Disparition de Toko, pionnier du PSG
Le football africain et le Paris Saint-Germain sont en deuil. Nambatingue Tokomon, plus connu sous le surnom de « Toko », est décédé ce mardi à l’âge de 73 ans.
L’annonce a été faite par le PSG lui-même, via ses réseaux sociaux, saluant la mémoire d’un joueur qui a marqué les premières grandes pages européennes du club parisien.
Arrivé au Paris Saint-Germain en 1980, à une époque où le club francilien construisait encore son identité, l’attaquant tchadien va rapidement s’inscrire dans l’histoire. En 1982, il devient le tout premier buteur du PSG en Coupe d’Europe, un fait symbolique qui fait de lui un pionnier de l’aventure européenne du club aujourd’hui parmi les plus prestigieux du continent. Ce but, inscrit dans un contexte où le PSG cherchait encore sa place parmi les grands, reste un repère fondateur.

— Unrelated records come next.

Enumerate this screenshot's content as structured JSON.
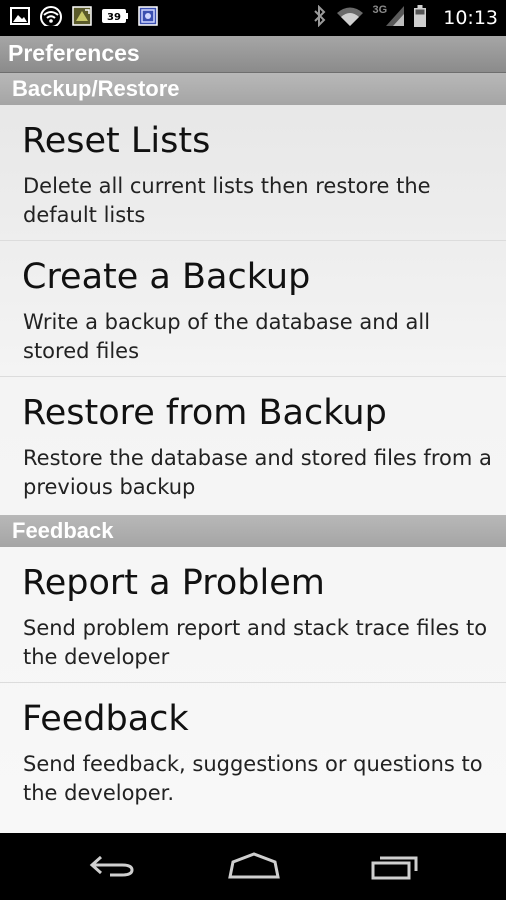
{
  "status_bar": {
    "time": "10:13",
    "network_type": "3G",
    "left_icons": [
      "image-icon",
      "wifi-icon",
      "notification-icon",
      "battery-level-icon",
      "app-icon"
    ],
    "right_icons": [
      "bluetooth-icon",
      "wifi-icon",
      "cell-signal-icon",
      "battery-icon"
    ]
  },
  "title_bar": {
    "title": "Preferences"
  },
  "sections": [
    {
      "header": "Backup/Restore",
      "items": [
        {
          "title": "Reset Lists",
          "summary": "Delete all current lists then restore the default lists"
        },
        {
          "title": "Create a Backup",
          "summary": "Write a backup of the database and all stored files"
        },
        {
          "title": "Restore from Backup",
          "summary": "Restore the database and stored files from a previous backup"
        }
      ]
    },
    {
      "header": "Feedback",
      "items": [
        {
          "title": "Report a Problem",
          "summary": "Send problem report and stack trace files to the developer"
        },
        {
          "title": "Feedback",
          "summary": "Send feedback, suggestions or questions to the developer."
        }
      ]
    }
  ],
  "nav_bar": {
    "buttons": [
      "back-icon",
      "home-icon",
      "recent-apps-icon"
    ]
  }
}
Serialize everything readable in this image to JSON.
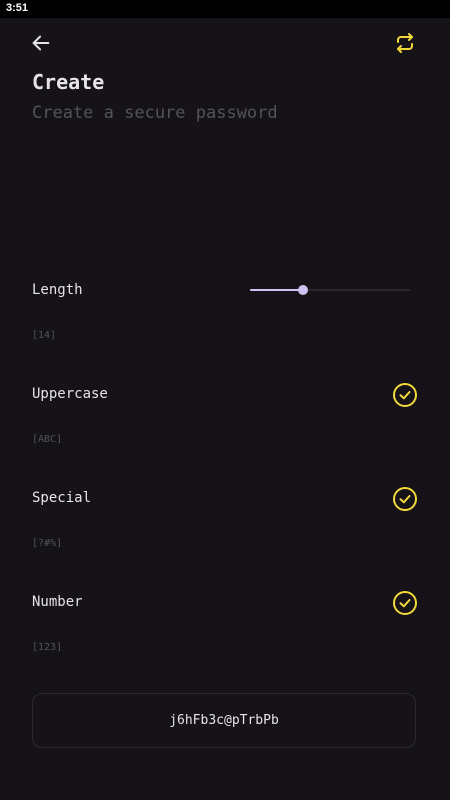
{
  "status_bar": {
    "time": "3:51"
  },
  "header": {
    "back_icon": "arrow-left-icon",
    "regenerate_icon": "refresh-icon",
    "title": "Create",
    "subtitle": "Create a secure password"
  },
  "options": {
    "length": {
      "label": "Length",
      "hint": "[14]",
      "slider_fraction": 0.33
    },
    "uppercase": {
      "label": "Uppercase",
      "hint": "[ABC]",
      "checked": true
    },
    "special": {
      "label": "Special",
      "hint": "[?#%]",
      "checked": true
    },
    "number": {
      "label": "Number",
      "hint": "[123]",
      "checked": true
    }
  },
  "password": {
    "value": "j6hFb3c@pTrbPb"
  },
  "colors": {
    "background": "#151317",
    "accent": "#f3d83c",
    "slider": "#cfc2f2",
    "muted_text": "#55525b"
  }
}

Pendant cinq saisons (1980-1985), Nambatingue Tokomon défend les couleurs parisiennes avec engagement et sobriété. Attaquant travailleur, respecté dans le vestiaire, il incarne une génération de joueurs moins médiatisés mais essentiels à la construction sportive du club. À cette époque, le PSG n’est pas encore la machine internationale qu’il est devenu, et ce sont des hommes comme « Toko » qui ont posé les bases.
Avant et après son passage à Paris, le joueur tchadien a connu un parcours riche dans le football français. Il a notamment évolué sous les couleurs d’Albi, de Nice, de Bordeaux, de Strasbourg, de Valenciennes et du RC Paris, laissant partout l’image d’un professionnel sérieux et d’un attaquant généreux dans l’effort. Son itinéraire témoigne aussi de la place, souvent discrète mais réelle, qu’ont occupée les joueurs africains dans le football hexagonal des années 1970 et 1980.
Au-delà des statistiques, la disparition de Nambatingue Tokomon rappelle l’importance de la mémoire sportive. Celle des pionniers, de ceux qui ont écrit l’histoire avant l’ère des projecteurs permanents et des contrats mirobolants. En rendant hommage à « Toko », le Paris Saint-Germain honore non seulement un ancien joueur, mais aussi une part de son héritage.
Le football tchadien perd l’un de ses ambassadeurs les plus emblématiques, et le PSG, l’un de ses premiers héros européens. Sa mémoire restera attachée à ces débuts courageux, quand Paris apprenait encore à rêver d’Europe.